The Lumineers’ success — their album has sold about 900,000 copies — leveraged Denver’s cozy, supportive local scene with East Coast ambition. Until Mr. Schultz and Mr. Fraites picked up and moved to Denver, the Lumineers had been, in Mr. Schultz’s blunt term, a “failure.”
Mr. Schultz and Mr. Fraites grew up in Ramsey, N.J. and have been writing together since 2005. Along the way, Mr. Schultz said, he changed from being a wordy singer-songwriter to prizing melody first.
“Your melodies make people want to hear what you’re saying,” he said. “They’ve got to be open to hearing it, almost hum it. And if they want to go deeper there is something there.”
Trying to get noticed they played open-mike nights in New York City and aspired, in vain, to move up to the small clubs on the Lower East Side. “We always wanted to play the Living Room, or Pianos, or the Mercury Lounge, but we never got anywhere close to that,” Mr. Fraites said. “We thought that was like Madison Square Garden.”
At the city’s coldly competitive open-mike sessions, “everybody comes in and sees their friend’s band and shuffles out,” Mr. Schultz said. “It was impossible to build, to break through that.”
Mr. Schultz, now 30, was living in Brooklyn and scrambling to pay the rent. When Mr. Fraites, who is 27, graduated from college, they decided to move elsewhere.
They considered London, Philadelphia and Boston. “And then,” Mr. Fraites said, “we said, in our ignorance and naïveté: ‘Let’s move to the middle of nowhere. Let’s go to Denver.’ The idea was to eliminate distractions. It wasn’t necessarily Denver.”
This is the world of ironic demography. Shrinking cities are getting smarter and younger. Rapid aging grips boom towns. The biggest, baddest cities spit out more people than they take in. In order to get ahead, you move down the urban hierarchy.
Steel sharpens steel. "Coldly competitive" begets "East Coast ambition." Rust Belters run roughshod over Portland:
I found getting work ridiculously easy; I had a job within a week.

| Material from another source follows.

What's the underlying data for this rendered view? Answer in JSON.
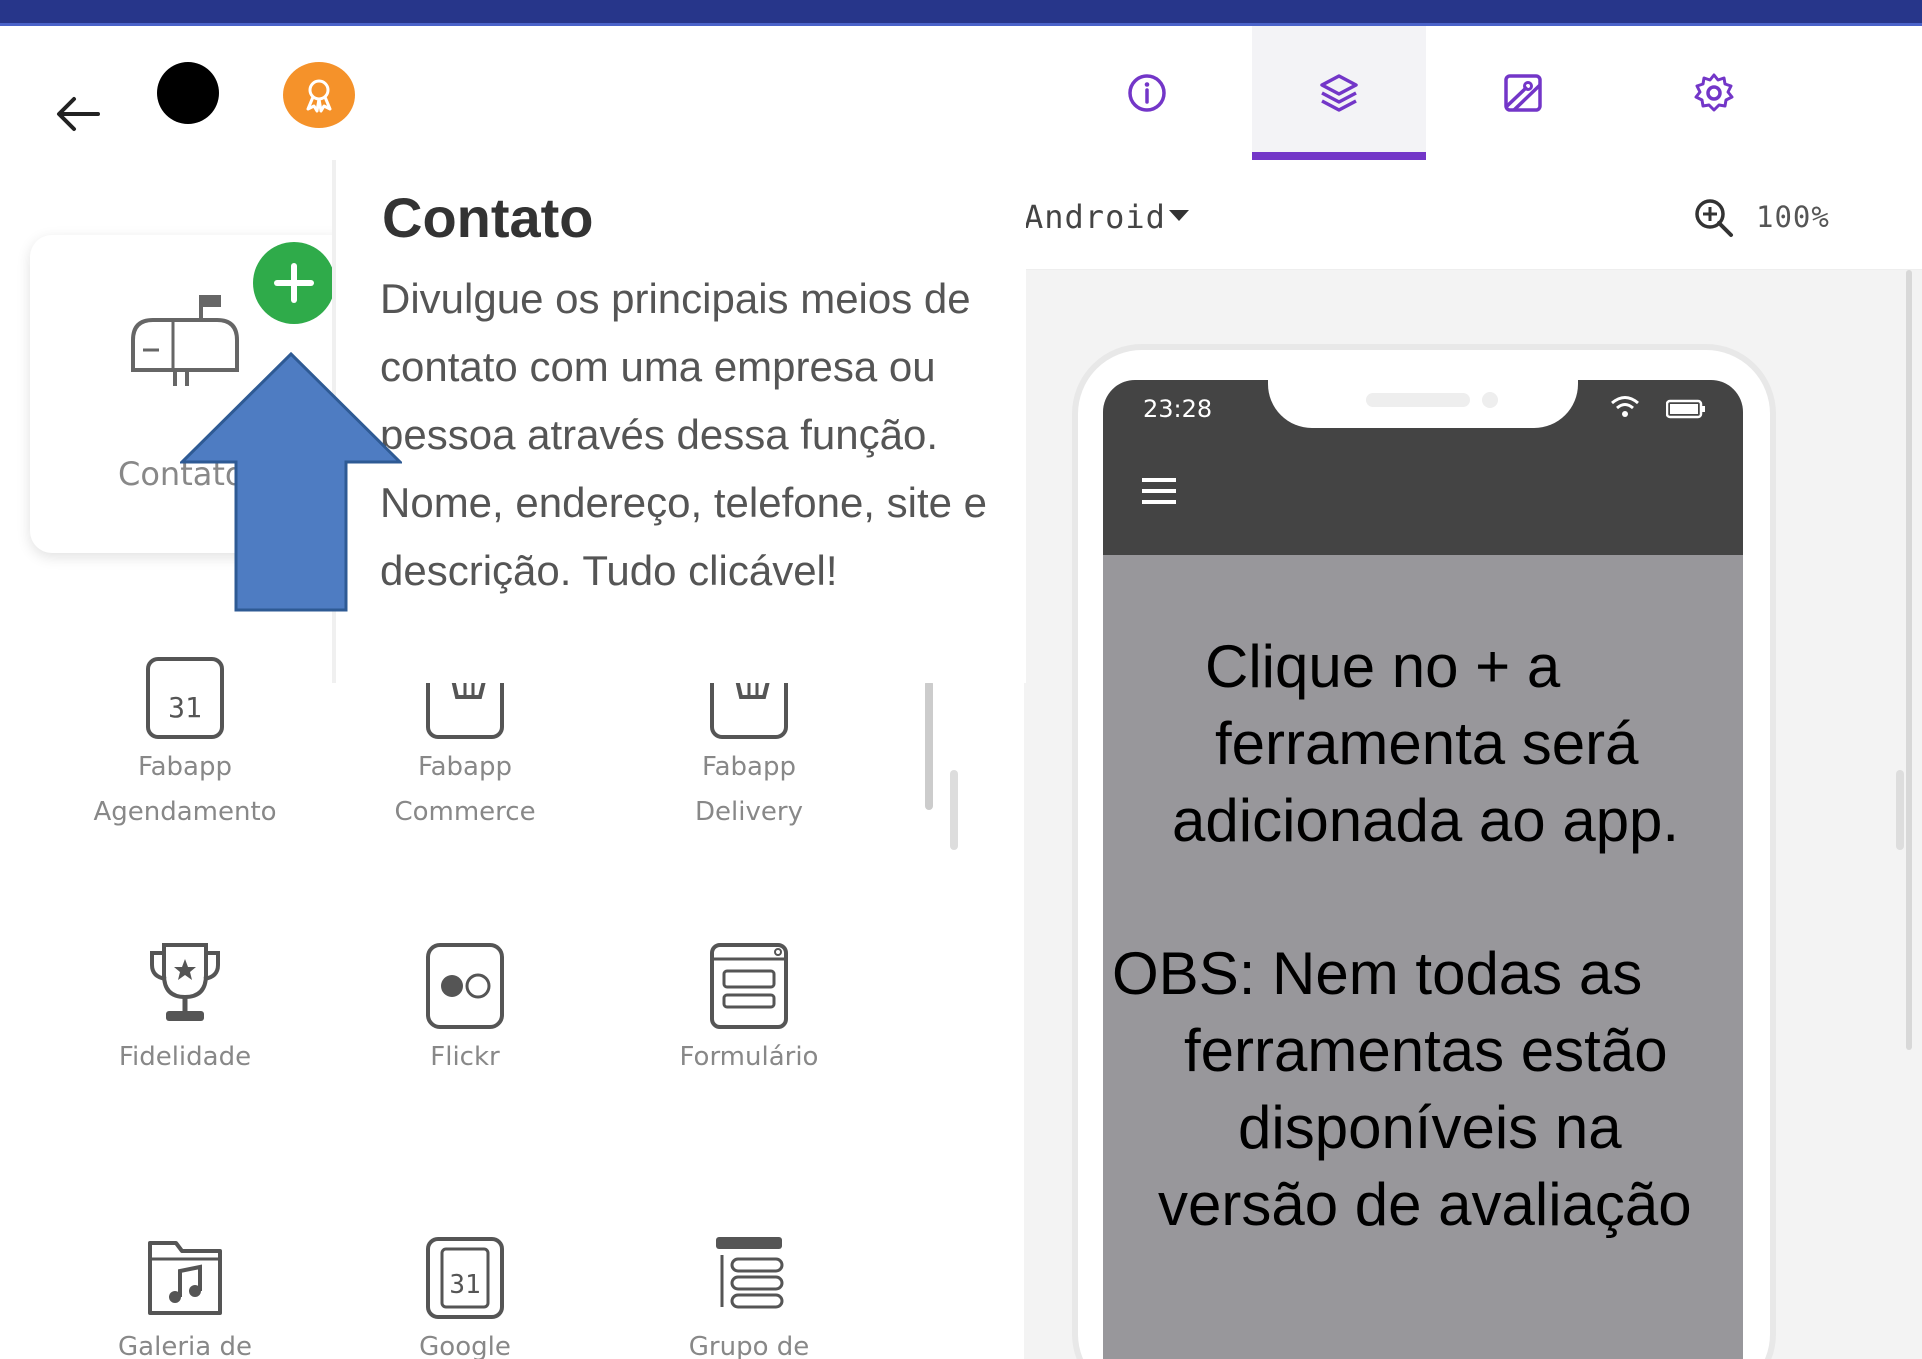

But a lot of people here really struggle. I work with 28-year-old people who make $8.50 an hour and smoke pot all the time and come to work and they're lazy. You could not go to Wooster, Ohio, and do what people do here, or Columbus or Cleveland. I don't understand the structure of it, or why people would want to do it. In five years, what are you going to have, if you're not building real relationships, if you're just doing what you feel like doing? I hired (a guy) at Grand Central. He's one of the nicest people, but he's 42 without any roots. He has no savings; he's living on his sister's couch. He's the quintessential Portland person. If Portland is Neverland, he's Peter Pan.
Is density the magic of cities? No. The greatest density in the world can't hold a candle to migration when it comes to creativity and innovation. Move or die, Brooklyn.